BASSL-MI: Batch-Agnostic Self-Supervised Learning Uncovers Clinically Relevant Tumor Niches in Multiplexed Imaging

Multiplexed imaging enables rich, high-resolution characterization of the tumor microenvironment but relies on labor-intensive and error-prone cell segmentation and phenotyping pipelines. We present BASSL-MI, a batch-agnostic, self-supervised framework for discovering tissue niches directly from multiplexed imaging data. BASSL-MI operates directly on image patches, eliminating the need for explicit cell segmentation while mitigating image-, sample-, or batch-specific artifacts. Built on a modified contrastive block disentanglement architecture, BASSL-MI learns dual latent representations that separate biologically informative features from batch-dependent factors through spatially guided augmentations and batch-invariance objectives.

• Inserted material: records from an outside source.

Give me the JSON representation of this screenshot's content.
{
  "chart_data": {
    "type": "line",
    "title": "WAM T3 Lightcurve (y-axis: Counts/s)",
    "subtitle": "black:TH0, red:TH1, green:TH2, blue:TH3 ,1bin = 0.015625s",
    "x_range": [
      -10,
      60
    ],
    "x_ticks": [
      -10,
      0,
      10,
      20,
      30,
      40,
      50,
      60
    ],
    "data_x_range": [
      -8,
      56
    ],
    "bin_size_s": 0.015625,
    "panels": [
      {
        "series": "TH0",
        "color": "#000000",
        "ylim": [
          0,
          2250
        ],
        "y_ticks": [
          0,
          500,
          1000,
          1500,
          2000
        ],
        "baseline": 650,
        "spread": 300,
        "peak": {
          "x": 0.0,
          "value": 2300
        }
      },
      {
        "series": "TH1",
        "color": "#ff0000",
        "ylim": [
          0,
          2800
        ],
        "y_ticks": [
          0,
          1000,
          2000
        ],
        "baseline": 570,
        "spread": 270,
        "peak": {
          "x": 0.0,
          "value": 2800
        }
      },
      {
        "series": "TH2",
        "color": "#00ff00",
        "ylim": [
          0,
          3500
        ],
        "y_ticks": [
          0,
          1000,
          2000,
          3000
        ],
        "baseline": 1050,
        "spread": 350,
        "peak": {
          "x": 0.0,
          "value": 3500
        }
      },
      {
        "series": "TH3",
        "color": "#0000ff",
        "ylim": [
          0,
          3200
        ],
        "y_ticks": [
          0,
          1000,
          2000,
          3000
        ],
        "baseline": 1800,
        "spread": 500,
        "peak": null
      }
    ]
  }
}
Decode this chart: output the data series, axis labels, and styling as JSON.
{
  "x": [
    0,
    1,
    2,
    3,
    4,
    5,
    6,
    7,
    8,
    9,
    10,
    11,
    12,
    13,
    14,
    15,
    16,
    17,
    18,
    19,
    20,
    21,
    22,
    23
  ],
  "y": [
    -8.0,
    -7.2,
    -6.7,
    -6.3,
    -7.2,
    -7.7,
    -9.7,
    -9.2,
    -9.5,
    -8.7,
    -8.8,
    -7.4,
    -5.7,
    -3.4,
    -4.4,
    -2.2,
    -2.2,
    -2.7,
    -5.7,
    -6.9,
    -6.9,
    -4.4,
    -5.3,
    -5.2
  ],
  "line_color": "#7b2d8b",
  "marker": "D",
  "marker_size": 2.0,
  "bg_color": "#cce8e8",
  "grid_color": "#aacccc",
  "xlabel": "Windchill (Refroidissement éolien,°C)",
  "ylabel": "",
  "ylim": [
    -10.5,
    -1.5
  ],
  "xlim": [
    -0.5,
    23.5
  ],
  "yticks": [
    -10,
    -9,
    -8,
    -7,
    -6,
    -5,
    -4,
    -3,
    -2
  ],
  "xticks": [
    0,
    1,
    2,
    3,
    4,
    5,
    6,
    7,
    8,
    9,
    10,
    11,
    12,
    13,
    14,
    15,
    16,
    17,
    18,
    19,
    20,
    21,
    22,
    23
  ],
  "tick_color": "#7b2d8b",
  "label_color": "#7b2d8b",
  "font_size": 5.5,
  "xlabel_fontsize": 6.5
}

Applied to a 56-marker colorectal cancer CODEX dataset, BASSL-MI-trained embeddings markedly reduce image-specific variability and recover biologically interpretable spatial niches. Notably, it uncovers CD20–rich follicular regions associated with improved survival, outperforming published findings from cell segmentation-driven clustering. This work demonstrates that self-supervised, patch-based learning can capture clinically relevant spatial organization within tumor microenvironments, advancing toward automated, non-cell-based analysis of multiplexed imaging data.